TranscriptWizard™ and TranscriptWizard™ Plus
TranscriptWizard is perhaps the most difficult 'simple program' I have ever written. It's primary job is to convert an ASCII deposition transcript into PDF. Simple conversion from one text format into another.
The program was written to solve a common problem among litigators: Often an attorney will receive transcripts of expert witnesses from prior cases. These transcripts will be in ASCII format. But plain ASCII isn't convenient to read, either on screen or on paper. So it generally needs reformatting and while we're at it, let's put it into a standard format. Also, litigators like 'condensing' things.
The needs of this program started very simple:
- read the ASCII text
- determine lines and pages
- output to PDF:
- one page per sheet
- two pages per sheet
- four pages per sheet (condensed)
Now for the additional REAL requirements:
- line/page numbering must be respected as these documents are cited
- it's all worthless without an indexed word list
- can you hyperlink the indexed word list?
- can you put the Case, Date and Witness name in the page header?
- highlight Questions and/or Answers
- can I attached rather than embed my exhibits to the PDF?
After reviewing more of the requirements and studying how these documents are actually used, I added a few more requirements:
- Key-Word-in-Context index
You can check out the programs at:
Some comments on the process
I chose wxWidgets for cross-platform compatibility. And after much searching and evaluation, I chose libHaru for PDF generation.
It became obvious from the first unit tests that "standard ASCII format" was an oxymoron. While reading text files is rather straightforward, these files came in many flavors and required a state machine to read them. Some of the files are good enough to tell you the page numbers. Some want you to guess. Some put a whole bunch of numbers on a page and figure you'll know which are line numbers as opposed to page numbers as opposed to just a bunch of numbers.
Figuring line numbers should be easy, because it's the first number of a line, right? But what do you do when you find text on an unnumbered line between line '3' and line '4'? Oh, it's a 'half line' is it? How did line '712' get between line '5' and line '6'? Oh, street number on a 'half line', not a line number. What line number is '04:21:39'? Oh, timestamp, right. Because transcripts all have timestamps on each line, unless they don't. Then there's: Answers are preceded by an 'A:' while Questions are preceded by a 'Q:', unless they're not. Needless to say, it was a lot of fun learning about depositions' 'standard' format.
I created a document class to store the inputted text. From this document class a word index could be created. Pretty straight forward, take all the words that are part of the testimony and stick them in a std::map. And the testimony is different from the rest of the document how? Turns out that knowing the parts of a document is easy for a human, not so easy for a machine. And don't forget that 'Obvious' and 'obvious' are the same word, one just starts a sentence.

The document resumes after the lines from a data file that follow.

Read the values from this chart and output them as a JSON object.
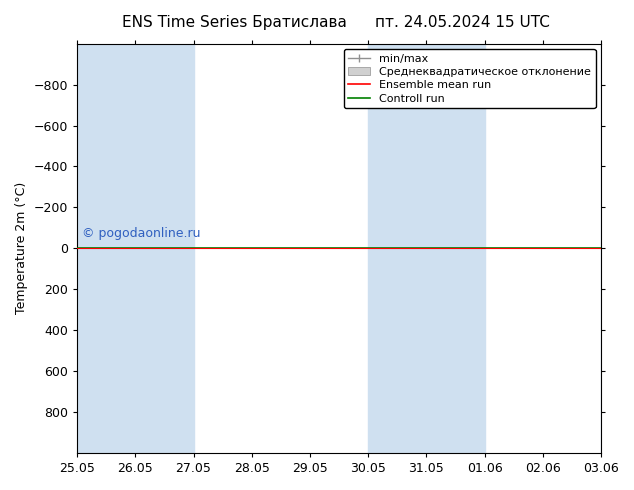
{
  "title_left": "ENS Time Series Братислава",
  "title_right": "пт. 24.05.2024 15 UTC",
  "ylabel": "Temperature 2m (°C)",
  "ylim": [
    1000,
    -1000
  ],
  "yticks": [
    800,
    600,
    400,
    200,
    0,
    -200,
    -400,
    -600,
    -800
  ],
  "watermark": "© pogodaonline.ru",
  "bg_color": "#ffffff",
  "plot_bg": "#ffffff",
  "band_color": "#cfe0f0",
  "green_line_color": "#008000",
  "red_line_color": "#ff0000",
  "x_tick_labels": [
    "25.05",
    "26.05",
    "27.05",
    "28.05",
    "29.05",
    "30.05",
    "31.05",
    "01.06",
    "02.06",
    "03.06"
  ],
  "legend_labels": [
    "min/max",
    "Среднеквадратическое отклонение",
    "Ensemble mean run",
    "Controll run"
  ],
  "font_size_title": 11,
  "font_size_labels": 9,
  "font_size_ticks": 9,
  "font_size_legend": 8,
  "font_size_watermark": 9,
  "watermark_color": "#3060c0",
  "band_positions": [
    0,
    1,
    5,
    6,
    9
  ],
  "num_days": 9
}
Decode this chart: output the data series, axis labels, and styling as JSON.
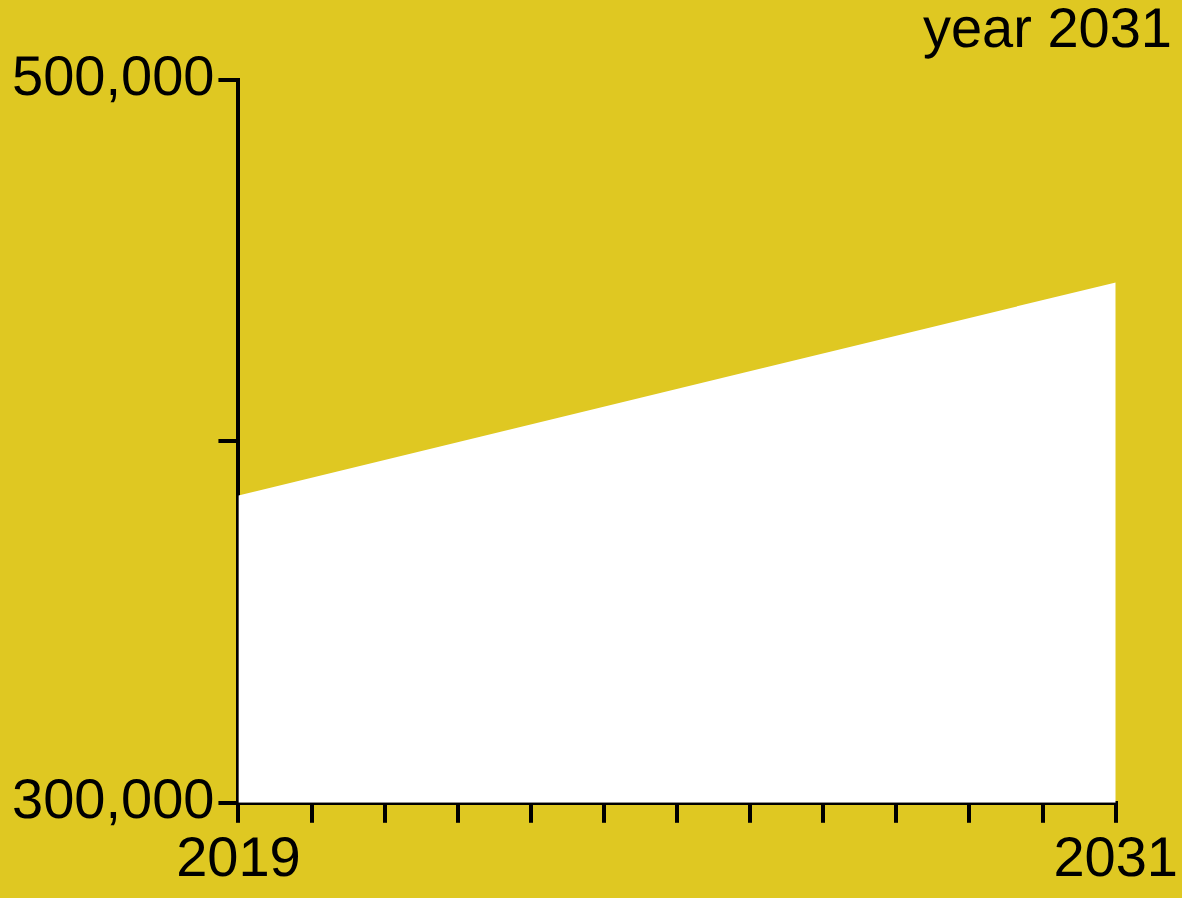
{
  "chart_data": {
    "type": "area",
    "annotations": [
      "year 2031"
    ],
    "x": [
      2019,
      2031
    ],
    "series": [
      {
        "color": "#ffffff",
        "values": [
          385000,
          444000
        ]
      }
    ],
    "xlim": [
      2019,
      2031
    ],
    "xticks": [
      2019,
      {
        "value": 2020,
        "label": null
      },
      {
        "value": 2021,
        "label": null
      },
      {
        "value": 2022,
        "label": null
      },
      {
        "value": 2023,
        "label": null
      },
      {
        "value": 2024,
        "label": null
      },
      {
        "value": 2025,
        "label": null
      },
      {
        "value": 2026,
        "label": null
      },
      {
        "value": 2027,
        "label": null
      },
      {
        "value": 2028,
        "label": null
      },
      {
        "value": 2029,
        "label": null
      },
      {
        "value": 2030,
        "label": null
      },
      2031
    ],
    "ylim": [
      300000,
      500000
    ],
    "yticks": [
      {
        "value": 300000,
        "label": "300,000"
      },
      {
        "value": 400000,
        "label": null
      },
      {
        "value": 500000,
        "label": "500,000"
      }
    ],
    "grid": false,
    "legend": false
  }
}
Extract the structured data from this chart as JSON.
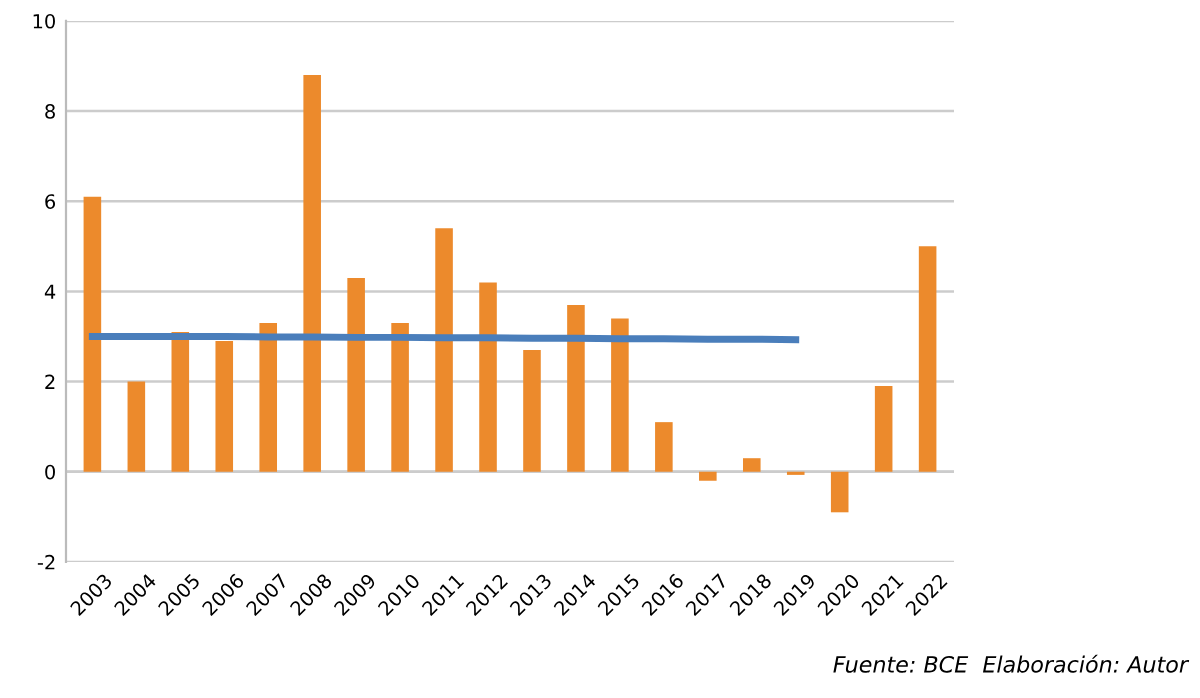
{
  "chart_data": {
    "type": "bar",
    "categories": [
      "2003",
      "2004",
      "2005",
      "2006",
      "2007",
      "2008",
      "2009",
      "2010",
      "2011",
      "2012",
      "2013",
      "2014",
      "2015",
      "2016",
      "2017",
      "2018",
      "2019",
      "2020",
      "2021",
      "2022"
    ],
    "series": [
      {
        "color": "#ec8a2c",
        "values": [
          6.1,
          2.0,
          3.1,
          2.9,
          3.3,
          8.8,
          4.3,
          3.3,
          5.4,
          4.2,
          2.7,
          3.7,
          3.4,
          1.1,
          -0.2,
          0.3,
          -0.07,
          -0.9,
          1.9,
          5.0
        ]
      },
      {
        "type": "line",
        "color": "#4a7ebb",
        "values": [
          3.0,
          3.0,
          3.0,
          3.0,
          2.99,
          2.99,
          2.98,
          2.98,
          2.97,
          2.97,
          2.96,
          2.96,
          2.95,
          2.95,
          2.94,
          2.94,
          2.93,
          null,
          null,
          null
        ]
      }
    ],
    "ylim": [
      -2,
      10
    ],
    "yticks": [
      -2,
      0,
      2,
      4,
      6,
      8,
      10
    ],
    "grid": "y",
    "legend": false,
    "annotations": [
      "Fuente: BCE  Elaboración: Autor"
    ]
  }
}
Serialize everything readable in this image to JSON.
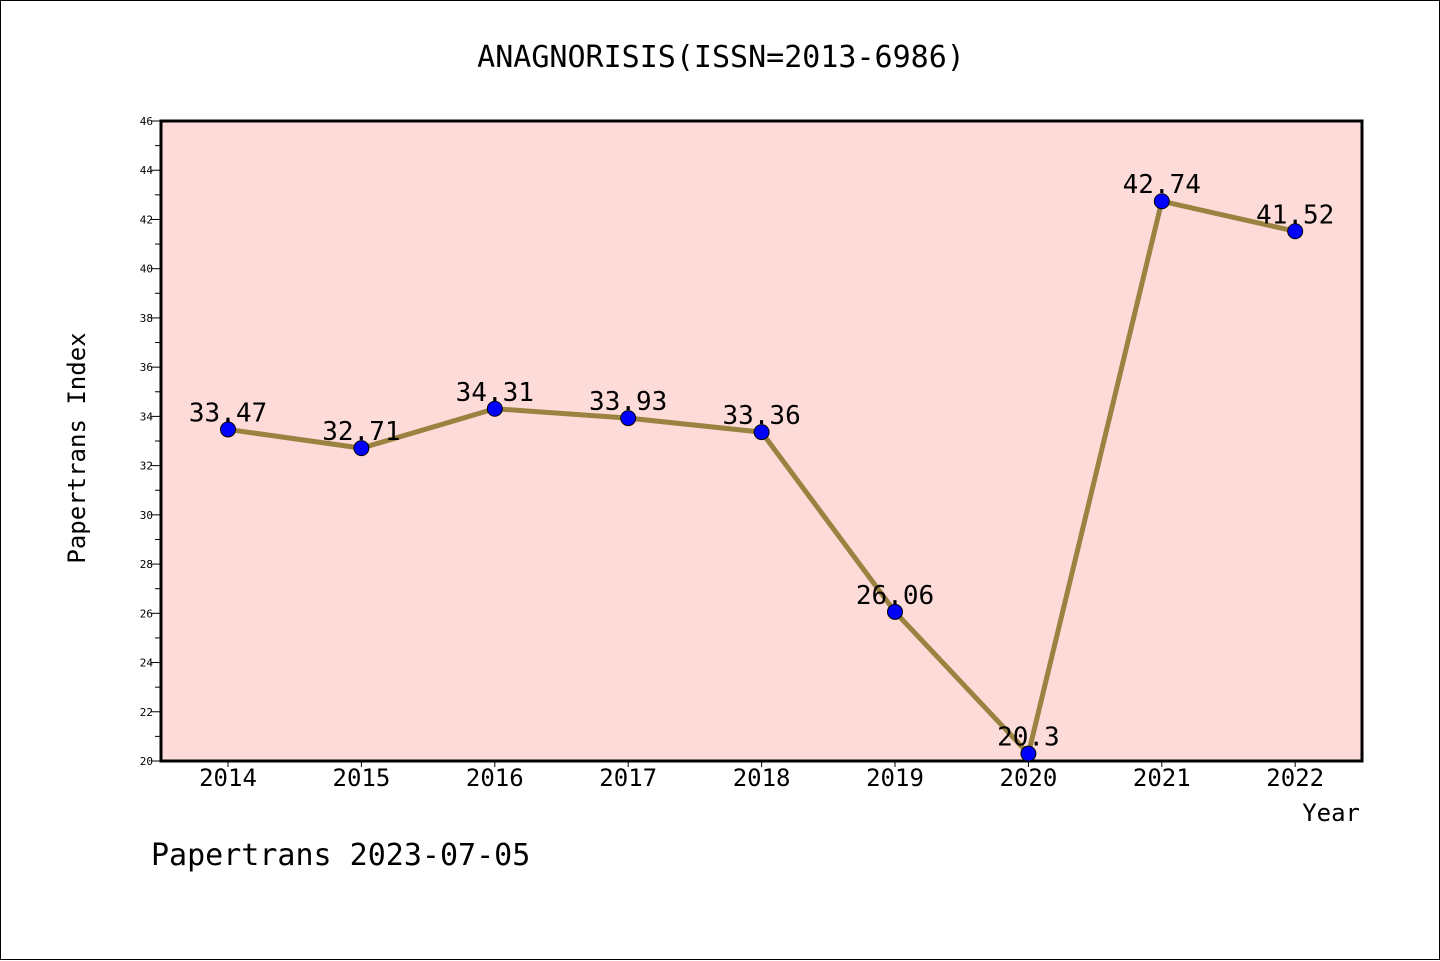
{
  "chart_data": {
    "type": "line",
    "title": "ANAGNORISIS(ISSN=2013-6986)",
    "xlabel": "Year",
    "ylabel": "Papertrans Index",
    "categories": [
      "2014",
      "2015",
      "2016",
      "2017",
      "2018",
      "2019",
      "2020",
      "2021",
      "2022"
    ],
    "values": [
      33.47,
      32.71,
      34.31,
      33.93,
      33.36,
      26.06,
      20.3,
      42.74,
      41.52
    ],
    "data_labels": [
      "33.47",
      "32.71",
      "34.31",
      "33.93",
      "33.36",
      "26.06",
      "20.3",
      "42.74",
      "41.52"
    ],
    "ylim": [
      20,
      46
    ],
    "yticks": [
      20,
      22,
      24,
      26,
      28,
      30,
      32,
      34,
      36,
      38,
      40,
      42,
      44,
      46
    ],
    "grid": false,
    "legend": "none",
    "footer": "Papertrans 2023-07-05",
    "colors": {
      "plot_background": "#fddbd8",
      "line": "#9a8240",
      "marker": "#0000ff"
    }
  }
}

Unlike 'Providence' which is a proper noun, except for when it's not.
Once a word index is constructed, it must be stripped of common words. Things people say too often that don't add meaning to their dialog. Ya know - like 'umm'. Yes, people actually say 'umm' during a deposition. And yes, the court reporter actually types it out. Also, don't forget to exclude 'object' when a lawyer says "I object!". But please do include it for things like "the object of my desire".
By now you get the point that this was a simple program full of things that people take for granted that a machine can not. And it's all done in a language that sometimes resembles English.